SPSS Statistics

 View Only
  • 1.  Python WebScraper

    Posted Fri August 12, 2022 12:42 PM
    Is there a way to nest a python block that scripts a webcrape?  If so does someone have an example? - thanks Arthur

    ------------------------------
    Art Jack
    ------------------------------

    #SPSSStatistics


  • 2.  RE: Python WebScraper

    IBM Champion
    Posted Fri August 12, 2022 01:11 PM
    There are a lot of Python applications that can do web scraping, so you could grab one of those and embed it in a begin program block or create a full fledged extension command to make this seamless.

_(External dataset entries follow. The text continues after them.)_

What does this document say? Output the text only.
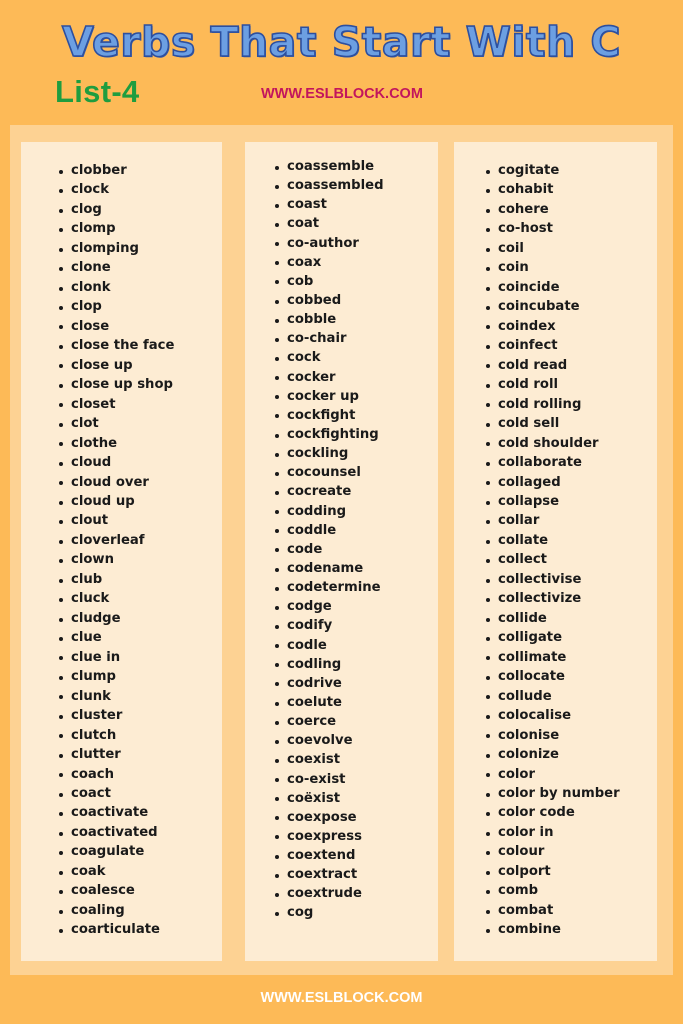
Verbs That Start With C
List-4	WWW.ESLBLOCK.COM
clobber
clock
clog
clomp
clomping
clone
clonk
clop
close
close the face
close up
close up shop
closet
clot
clothe
cloud
cloud over
cloud up
clout
cloverleaf
clown
club
cluck
cludge
clue
clue in
clump
clunk
cluster
clutch
clutter
coach
coact
coactivate
coactivated
coagulate
coak
coalesce
coaling
coarticulate
coassemble
coassembled
coast
coat
co-author
coax
cob
cobbed
cobble
co-chair
cock
cocker
cocker up
cockfight
cockfighting
cockling
cocounsel
cocreate
codding
coddle
code
codename
codetermine
codge
codify
codle
codling
codrive
coelute
coerce
coevolve
coexist
co-exist
coëxist
coexpose
coexpress
coextend
coextract
coextrude
cog
cogitate
cohabit
cohere
co-host
coil
coin
coincide
coincubate
coindex
coinfect
cold read
cold roll
cold rolling
cold sell
cold shoulder
collaborate
collaged
collapse
collar
collate
collect
collectivise
collectivize
collide
colligate
collimate
collocate
collude
colocalise
colonise
colonize
color
color by number
color code
color in
colour
colport
comb
combat
combine
WWW.ESLBLOCK.COM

    One of the popular webscraping and parsing tools is Beautiful Soup.
    There is a tutorial here

    To install it or other Python or R packages, use the STATS PACKAGE INSTALL extension command.
    For Beautiful Soup, specify
    beautifulsoup4

    --





  • 3.  RE: Python WebScraper

    Posted Fri August 12, 2022 01:31 PM
    Jon could you give me more details on how to install this package?


    Do you mean Extension Hub? or to Install Local Extension Bundle?

    In "Extension Hub" the package you mention does not appear.
    
    And in "Install Local Extension Bundle" it asks me for a .spe file, which if I understand correctly, are generated by IBM




    ------------------------------
    Mauricio Mora
    ------------------------------



  • 4.  RE: Python WebScraper

    IBM Champion
    Posted Fri August 12, 2022 01:39 PM
    Beautiful Soup is not an extension command and is not on the Extension Hub.  The PACKAGE INSTALL extension command installs packages from the standard (nonIBM) Python or R libraries.  But you would still have to write the code to use its tools to actually do specific web scraping.

    Another popular tool is Scrapy.

    Either of these would require someone writing a chunk of Python code to do particular tasks.

    --